Have all that? The assumption that the order doesn’t matter—called exchangeability in the parlance—is enough to prove both the existence of the binomial and its accompanying prior distribution. Ain’t that wonderful?
But it only works if there are an infinite stream of numbers coming at us. Let only a finite number arrive, and out goes representation. We know this through the work of Persi Diaconis, who discovered that approximate—not exact—representations can be had for finite data, but only if finite means very large.
If we only have one, two, or a small number of observations, then no representation theorems are possible. It’s not that we haven’t found them, but they cannot be found, an important distinction.
However, we need not despair, because we can still get where we need to go by turning the problem around. By seeing that the fundamental problem is representing uncertainty in finite streams of data, not infinite. Once we have the answer, we can let our data grow large. We will discover that, at the limit, the binomial representation pops out naturally.
Thus it is the binomial that is the approximation of finite situations, not the other way around. How do we start?

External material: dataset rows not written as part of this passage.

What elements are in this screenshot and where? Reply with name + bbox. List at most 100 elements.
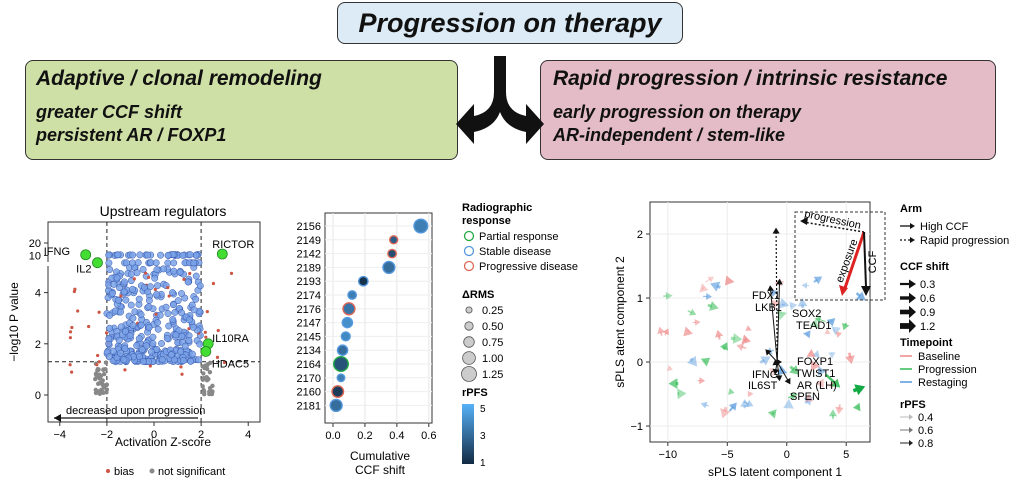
- spls-sample-arrow-head: [665, 292, 673, 300]
- ccf-legend-label: 1.2: [920, 321, 935, 333]
- rapid-panel: Rapid progression / intrinsic resistance…: [540, 60, 996, 160]
- volcano-point-bias: [153, 287, 157, 292]
- spls-sample-arrow-head: [845, 355, 855, 365]
- volcano-point-ns: [95, 366, 100, 372]
- volcano-point-bias: [76, 309, 80, 313]
- loading-ifng: IFNG: [752, 369, 778, 381]
- dotplot-xtick-label: 0.4: [389, 430, 404, 442]
- timepoint-legend-title: Timepoint: [900, 337, 953, 349]
- legend-bias-label: bias: [114, 466, 135, 478]
- spls-sample-arrow-head: [804, 393, 814, 402]
- volcano-ytick-label: 2: [35, 339, 41, 351]
- loading-fdx1: FDX1: [752, 290, 780, 302]
- volcano-point-ns: [200, 384, 205, 389]
- volcano-point: [170, 267, 178, 275]
- ccf-legend-label: 0.6: [920, 293, 935, 305]
- volcano-point-bias: [211, 281, 216, 286]
- volcano-point: [115, 336, 123, 344]
- volcano-xtick-label: −4: [54, 429, 67, 441]
- volcano-point-bias: [96, 353, 100, 358]
- volcano-point: [113, 274, 121, 282]
- volcano-point-bias: [229, 271, 234, 275]
- loading-spen: SPEN: [790, 391, 820, 403]
- volcano-point-bias: [166, 285, 170, 290]
- volcano-point-bias: [68, 336, 72, 340]
- spls-sample-arrow-head: [856, 291, 866, 301]
- dotplot-point: [340, 331, 351, 342]
- spls-loading-arrow-head: [775, 375, 783, 382]
- dotplot-xlabel-1: Cumulative: [350, 449, 410, 463]
- ccf-legend-title: CCF shift: [900, 261, 949, 273]
- volcano-point-bias: [123, 368, 127, 372]
- volcano-axis-break: [42, 262, 52, 266]
- dotplot-point: [357, 275, 369, 287]
- volcano-point-ns: [103, 360, 109, 365]
- dotplot-row-label: 2174: [297, 290, 321, 302]
- dotplot-point: [341, 316, 354, 329]
- volcano-point-bias: [222, 360, 227, 365]
- rapid-line-2: AR-independent / stem-like: [553, 125, 786, 145]
- volcano-point: [144, 251, 152, 259]
- ccf-legend-label: 0.9: [920, 307, 935, 319]
- volcano-point: [187, 357, 195, 365]
- volcano-highlight-point: [80, 249, 92, 261]
- spls-sample-arrow-head: [776, 310, 787, 321]
- volcano-point: [158, 355, 166, 363]
- volcano-point-bias: [167, 294, 171, 298]
- response-legend-title-1: Radiographic: [462, 202, 532, 214]
- volcano-point-bias: [205, 310, 209, 314]
- volcano-highlight-point: [216, 248, 228, 260]
- volcano-point: [133, 269, 141, 277]
- spls-sample-arrow-head: [732, 333, 743, 344]
- volcano-point: [196, 282, 204, 290]
- dotplot-row-label: 2176: [297, 304, 321, 316]
- dotplot-row-label: 2170: [297, 373, 321, 385]
- volcano-point: [129, 314, 137, 322]
- spls-sample-arrow-head: [666, 365, 673, 372]
- volcano-xlabel: Activation Z-score: [115, 435, 211, 449]
- spls-rpfs-08-label: 0.8: [918, 438, 933, 450]
- volcano-point: [192, 295, 200, 303]
- legend-bias-dot: [106, 469, 110, 473]
- volcano-point: [129, 251, 137, 259]
- volcano-point: [131, 308, 139, 316]
- spls-loading-arrow-head: [784, 377, 791, 385]
- volcano-point: [134, 259, 142, 267]
- volcano-point: [195, 356, 202, 364]
- dotplot-row-label: 2145: [297, 331, 321, 343]
- volcano-point: [110, 280, 118, 288]
- dotplot-point: [342, 302, 356, 316]
- volcano-point-label: IL2: [76, 264, 91, 276]
- rpfs-tick-5: 5: [480, 404, 486, 415]
- volcano-point-bias: [179, 365, 183, 369]
- loading-twist1: TWIST1: [795, 368, 835, 380]
- spls-sample-arrow: [804, 399, 809, 405]
- spls-xtick-label: −5: [721, 449, 734, 461]
- volcano-point-bias: [70, 325, 74, 330]
- spls-sample-arrow-head: [813, 276, 823, 285]
- timepoint-restaging-label: Restaging: [918, 377, 968, 389]
- volcano-point: [109, 347, 117, 355]
- dotplot-point: [413, 218, 429, 234]
- volcano-point-bias: [119, 294, 123, 298]
- volcano-point: [151, 274, 159, 282]
- volcano-point: [105, 335, 113, 343]
- volcano-point: [116, 284, 123, 292]
- spls-ylabel: sPLS atent component 2: [613, 256, 627, 388]
- dotplot-point: [347, 290, 358, 300]
- timepoint-baseline-label: Baseline: [918, 351, 960, 363]
- spls-ytick-label: 1: [637, 293, 643, 305]
- volcano-point-bias: [132, 277, 136, 281]
- volcano-point-bias: [87, 324, 91, 329]
- dotplot-xtick-label: 0.0: [325, 430, 340, 442]
- volcano-point: [139, 358, 147, 365]
- spls-sample-arrow-head: [700, 357, 711, 367]
- spls-sample-arrow: [704, 404, 709, 407]
- spls-loading-arrow: [775, 232, 778, 363]
- ccf-legend-symbol-head: [909, 318, 916, 334]
- dotplot-point: [331, 385, 345, 399]
- spls-sample-arrow-head: [797, 298, 808, 307]
- volcano-point-bias: [154, 312, 158, 316]
- spls-sample-arrow-head: [835, 406, 844, 415]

In front of you lies a box inside of which you are told has N items, M of which may—or may not—be labeled “success”. This implies that the other items may be anything but successes: we have no information, for example, that the “non-successes” are all identical in nature. These are our 0s and 1s.

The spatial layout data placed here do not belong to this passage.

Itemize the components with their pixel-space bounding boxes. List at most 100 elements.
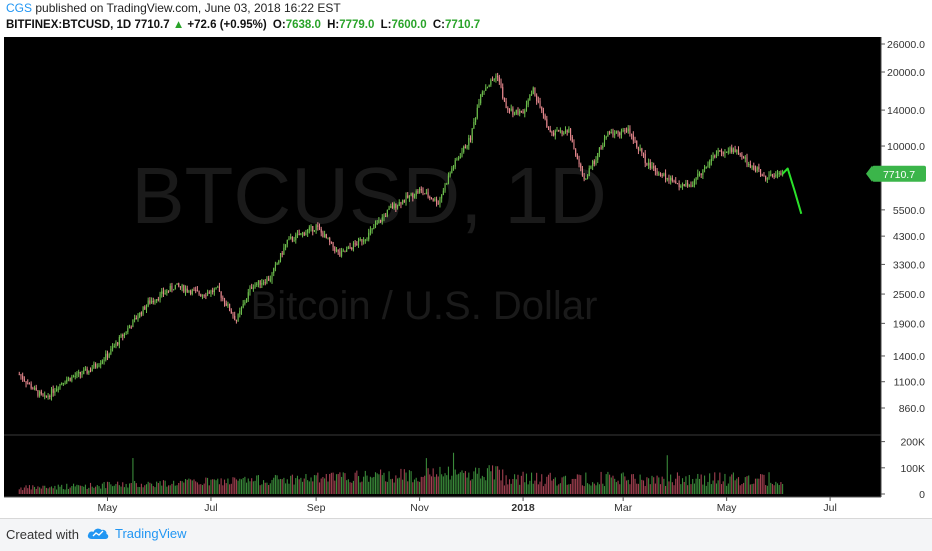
volume-bar [751,484,753,494]
volume-bar [190,479,192,494]
volume-bar [274,474,276,494]
volume-bar [685,476,687,494]
volume-bar [278,479,280,494]
candle-body [195,289,197,291]
volume-bar [254,480,256,494]
candle-body [317,225,319,227]
volume-bar [151,483,153,494]
volume-bar [605,474,607,494]
candle-body [743,156,745,159]
candle-body [351,247,353,250]
candle-body [396,205,399,208]
volume-bar [81,485,83,494]
volume-bar [352,480,354,494]
volume-bar [561,477,563,494]
volume-bar [157,483,159,494]
volume-bar [271,479,273,494]
candle-body [86,368,88,374]
candle-body [117,342,119,345]
last-price: 7710.7 [134,19,170,31]
volume-bar [66,483,68,494]
watermark-symbol: BTCUSD, 1D [131,151,607,240]
volume-bar [425,458,427,494]
volume-bar [356,470,358,494]
volume-bar [417,481,419,494]
volume-bar [128,483,131,494]
volume-bar [693,483,695,494]
candle-body [308,227,310,230]
candle-body [259,280,261,285]
candle-body [429,196,431,198]
candlesticks [18,72,784,401]
time-tick-label: Sep [307,502,326,514]
volume-bar [648,478,650,494]
volume-bar [510,483,512,494]
volume-bar [765,485,767,494]
candle-body [547,126,550,130]
candle-body [262,282,265,284]
candle-body [529,95,531,101]
candle-body [110,348,112,354]
volume-bar [452,452,455,494]
candle-body [775,174,777,177]
candle-body [729,147,731,152]
time-tick-label: May [717,502,738,514]
volume-bar [512,478,514,494]
volume-bar [495,466,497,494]
candle-body [500,81,502,88]
candle-body [612,132,614,136]
candle-body [291,237,293,241]
candle-body [283,247,285,255]
candle-body [71,376,73,381]
candle-body [113,345,115,348]
volume-bar [176,485,178,494]
price-tick-label: 2500.0 [893,289,925,301]
candle-body [744,157,746,159]
candle-body [654,167,656,172]
volume-bar [595,485,597,494]
volume-bar [264,482,266,494]
candle-body [310,226,312,228]
candle-body [760,169,762,175]
chart-area[interactable]: BTCUSD, 1D Bitcoin / U.S. Dollar 26000.0… [4,37,928,517]
volume-bar [476,473,478,494]
volume-bar [430,476,433,494]
volume-bar [225,483,227,494]
volume-bar [222,485,224,494]
price-chart[interactable]: BTCUSD, 1D Bitcoin / U.S. Dollar 26000.0… [4,37,928,517]
candle-body [127,328,129,333]
candle-body [320,229,322,233]
candle-body [678,183,680,188]
price-axis: 26000.0 20000.0 14000.0 10000.0 5500.0 4300.0… [881,39,925,415]
volume-bar [683,481,685,494]
volume-bar [232,477,234,494]
volume-bar [729,476,731,494]
candle-body [332,241,334,248]
volume-bar [437,476,439,494]
volume-bar [449,479,451,494]
volume-bar [361,481,363,494]
candle-body [570,128,572,137]
volume-bar [712,480,714,494]
tradingview-brand[interactable]: TradingView [86,525,187,541]
candle-body [30,383,32,389]
candle-body [471,128,473,141]
volume-bar [54,485,56,494]
volume-bar [631,474,633,494]
volume-bar [161,485,163,494]
author-link[interactable]: CGS [6,1,33,15]
volume-bar [317,472,319,494]
candle-body [602,145,604,149]
candle-body [278,260,280,264]
volume-bar [45,487,47,494]
candle-body [188,290,190,292]
volume-bar [456,474,458,494]
volume-bar [639,474,641,494]
volume-bar [493,479,495,494]
volume-bar [171,483,173,494]
candle-body [115,342,117,346]
volume-bar [371,477,373,494]
volume-bar [753,483,755,494]
candle-body [483,90,485,93]
candle-body [246,298,248,303]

How many successes are in the box? You don’t know, but you can quantify your uncertainty. Using a simple principle of logical probability, and the symmetry of individual constants, an axiom similar to the axiom of exchangeability, we can say that, given the evidence presented, the chance that there are no successes is the same as there are one, which is the same as there are two, and so on, up to N.
Suppose you take a handful of items from the box, where the handful is possibly smaller than N. It turns out that, given the evidence we have, the probability distribution that represents your uncertainty in the number of successes in your handful is represented by the hypergeometric distribution.
Unlike the binomial, which has unobservable parameter θ, the hypergeometric deals only with what can be or has been observed. Its parameters are all numbers you have seen.
In your hand now are a certain number of successes and non-successes, which is new evidence we can use to infer the likelihood that the remaining items in the box are also successes (or failures). We can work through the math and discover the representation of the probability distribution for the remaining items. This turns out to be a “beta-binomial” with fixed, observed, known parameters.
More data can be taken, and all the probability distributions can be updated systematically using just observed and known parameters.
What’s interesting is that as you let N grow to the limit, the standard binomial, beta, and beta-binomial results of Bayesian statistics are found. But then, as now makes sense, the parameters of these distributions become unobservable.
In the finite case, the parameters were all known numbers, but in the infinite case we have to wait until—well, we have to wait until we have reached an infinite number of observations until we can claim to have observed all the facts.
In the finite case, given the evidence and previous observations, the probability of future observations is always more spread out—it is more uncertain—than are future observations if you assume you will have an infinite amount of data. And since we never will see an infinite amount of data, standard results make us more certain than is warranted.
That’s the story in 750 words, but if you want to read more, and delve into the math, you can download this preprint. It’s a paper my friend Russ Zaretzki and I wrote, but was rejected (by the American Statistician) for “poor writing,” a damning criticism for papers supposed to appear in the “Teaching” sections.
This shows you that peer review sometimes works. Because the paper is poorly written. We’re having another go at cleaning up the notation, which proliferated rather profusely.